Cohere Embed - Embedding Model
Basic Information
- Company/Brand: Cohere
- Country/Region: Canada (Toronto)
- Official Website: https://cohere.com
- Type: Multimodal Embedding Model
- Latest Version: Embed v4 (Released January 2026)
- Predecessor: Embed v3
Product Description
Cohere Embed is a multilingual, multimodal embedding model series developed by Cohere, capable of converting text and images into semantic vector representations. The latest Embed v4 is a comprehensive multimodal model that can handle text, images, and interleaved text and image content, transforming them into unified vector representations. It ranks at the top of the MTEB benchmark with a score of 65.2.
Core Features/Characteristics
- Multimodal Embedding: Supports embedding for both text and images, as well as interleaved content
- Multilingual Support: Excellent performance in both English and multilingual environments
- Flexible Dimensions: Configurable output dimensions ranging from 256 to 1536
- Multiple Quantization Formats: float, int8, uint8, binary, ubinary
- Matryoshka Embedding: Supports dimension cropping for further compression
- Ultra-Long Input: Supports input up to 128,000 tokens
- Base64 Image Input: Supports direct embedding of Base64 encoded images
- Search Type Optimization: Supports input_type parameter to specify query/document type
Technical Specifications
- Maximum Dimension: 1536
- Minimum Dimension: 256
- Maximum Input: 128,000 tokens
- Quantization Options: float / int8 / uint8 / binary / ubinary
- Storage Compression: Up to 48x compression with binary quantization
Business Model
- Text Embedding: $0.12 / million tokens
- Image Embedding: $0.47 / million image tokens
- Deployment Options:
- Direct API calls via Cohere API
- AWS Bedrock
- Azure AI
- Oracle Cloud
- Google Cloud
- Trial Quota: Free trial quota available
Target Users
- Developers of enterprise search and RAG systems
- Application developers requiring multimodal retrieval
- Multilingual content processing teams
- Enterprises needing deployment across multiple cloud platforms
- Teams working on recommendation systems and content classification
Competitive Advantages
- Highest MTEB benchmark score (65.2), leading in precision
- Mature multimodal capabilities (unified embedding for text + images)

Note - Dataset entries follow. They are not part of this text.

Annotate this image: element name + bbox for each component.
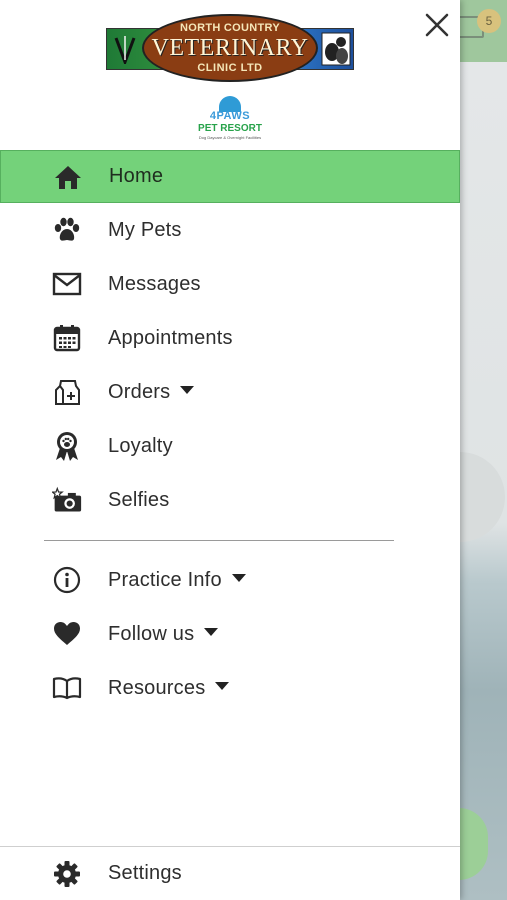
menu-item-selfies[interactable]: Selfies — [0, 473, 460, 527]
menu-divider — [44, 540, 394, 541]
menu-item-loyalty[interactable]: Loyalty — [0, 419, 460, 473]
close-icon — [425, 13, 449, 37]
menu-item-label: Follow us — [108, 622, 219, 646]
close-button[interactable] — [418, 6, 456, 44]
gear-icon — [52, 859, 82, 889]
menu-item-label: Resources — [108, 676, 230, 700]
calendar-icon — [52, 323, 82, 353]
logo-line3: CLINIC LTD — [197, 62, 263, 74]
menu-item-follow-us[interactable]: Follow us — [0, 607, 460, 661]
menu-item-home[interactable]: Home — [0, 150, 460, 203]
orders-text: Orders — [108, 380, 171, 403]
paw-icon — [52, 215, 82, 245]
menu-item-label: Settings — [108, 862, 182, 884]
book-icon — [52, 673, 82, 703]
menu-item-label: My Pets — [108, 218, 182, 241]
home-icon — [53, 162, 83, 192]
menu-item-settings[interactable]: Settings — [0, 847, 460, 900]
menu-item-orders[interactable]: Orders — [0, 365, 460, 419]
sublogo-line2: PET RESORT — [198, 123, 262, 134]
logo-line2: VETERINARY — [151, 35, 309, 61]
menu-item-label: Selfies — [108, 488, 170, 511]
menu-item-label: Orders — [108, 380, 195, 404]
camera-icon — [52, 485, 82, 515]
practice-info-text: Practice Info — [108, 568, 222, 591]
follow-us-text: Follow us — [108, 622, 195, 645]
info-icon — [52, 565, 82, 595]
primary-menu: Home My Pets Messages Appointments Order… — [0, 150, 460, 527]
sublogo-line3: Dog Daycare & Overnight Facilities — [198, 135, 262, 140]
heart-icon — [52, 619, 82, 649]
menu-item-my-pets[interactable]: My Pets — [0, 203, 460, 257]
sublogo-line1: 4PAWS — [209, 110, 251, 122]
clinic-logo: NORTH COUNTRY VETERINARY CLINIC LTD — [106, 14, 354, 82]
logo-line1: NORTH COUNTRY — [179, 22, 281, 34]
menu-item-appointments[interactable]: Appointments — [0, 311, 460, 365]
chevron-down-icon — [180, 386, 195, 395]
envelope-icon — [52, 269, 82, 299]
dog-cat-icon — [321, 32, 351, 66]
menu-item-label: Loyalty — [108, 434, 173, 457]
menu-item-label: Messages — [108, 272, 201, 295]
menu-item-label: Practice Info — [108, 569, 246, 592]
menu-item-resources[interactable]: Resources — [0, 661, 460, 715]
chevron-down-icon — [231, 574, 246, 583]
background-notification-badge: 5 — [477, 9, 501, 33]
menu-item-label: Appointments — [108, 326, 233, 349]
menu-item-label: Home — [109, 165, 164, 187]
chevron-down-icon — [215, 682, 230, 691]
secondary-menu: Practice Info Follow us Resources — [0, 553, 460, 715]
menu-item-practice-info[interactable]: Practice Info — [0, 553, 460, 607]
navigation-drawer: NORTH COUNTRY VETERINARY CLINIC LTD 4PAW… — [0, 0, 460, 900]
menu-item-messages[interactable]: Messages — [0, 257, 460, 311]
chevron-down-icon — [204, 628, 219, 637]
food-bag-icon — [52, 377, 82, 407]
resources-text: Resources — [108, 676, 206, 699]
pet-resort-logo: 4PAWS PET RESORT Dog Daycare & Overnight… — [196, 96, 264, 146]
award-ribbon-icon — [52, 431, 82, 461]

- 128K ultra-long input support, capable of handling large documents
- Flexible quantization and compression options, reducing storage costs
- Multi-cloud platform deployment support (AWS, Azure, Oracle, GCP)
- Seamless integration with Cohere Rerank product, offering a one-stop solution for retrieval + reranking
Limitations
- Closed-source commercial model, cannot be deployed locally
- Text embedding price ($0.12/MTok) is relatively high
- Image embedding price ($0.47/MTok) is expensive
- Lacks customization flexibility compared to open-source models (e.g., BGE-M3)
Version Evolution
| Version | Release Date | Key Features |
|---|---|---|
| Embed v2 | 2023 | Basic multilingual embedding |
| Embed v3 | Late 2023 | Improved precision, int8/binary quantization |
| Embed v4 | January 2026 | Multimodal, 128K input, enhanced compression |
Relationship with OpenClaw Ecosystem
Cohere Embed can serve as the embedding solution for OpenClaw aiming for the highest retrieval precision. Its multimodal capabilities enable OpenClaw to retrieve not only text but also image content. The 128K ultra-long input support allows users to embed large documents without excessive chunking. Combined with the Cohere Rerank product, it can build a complete high-precision retrieval pipeline with retrieval + reranking.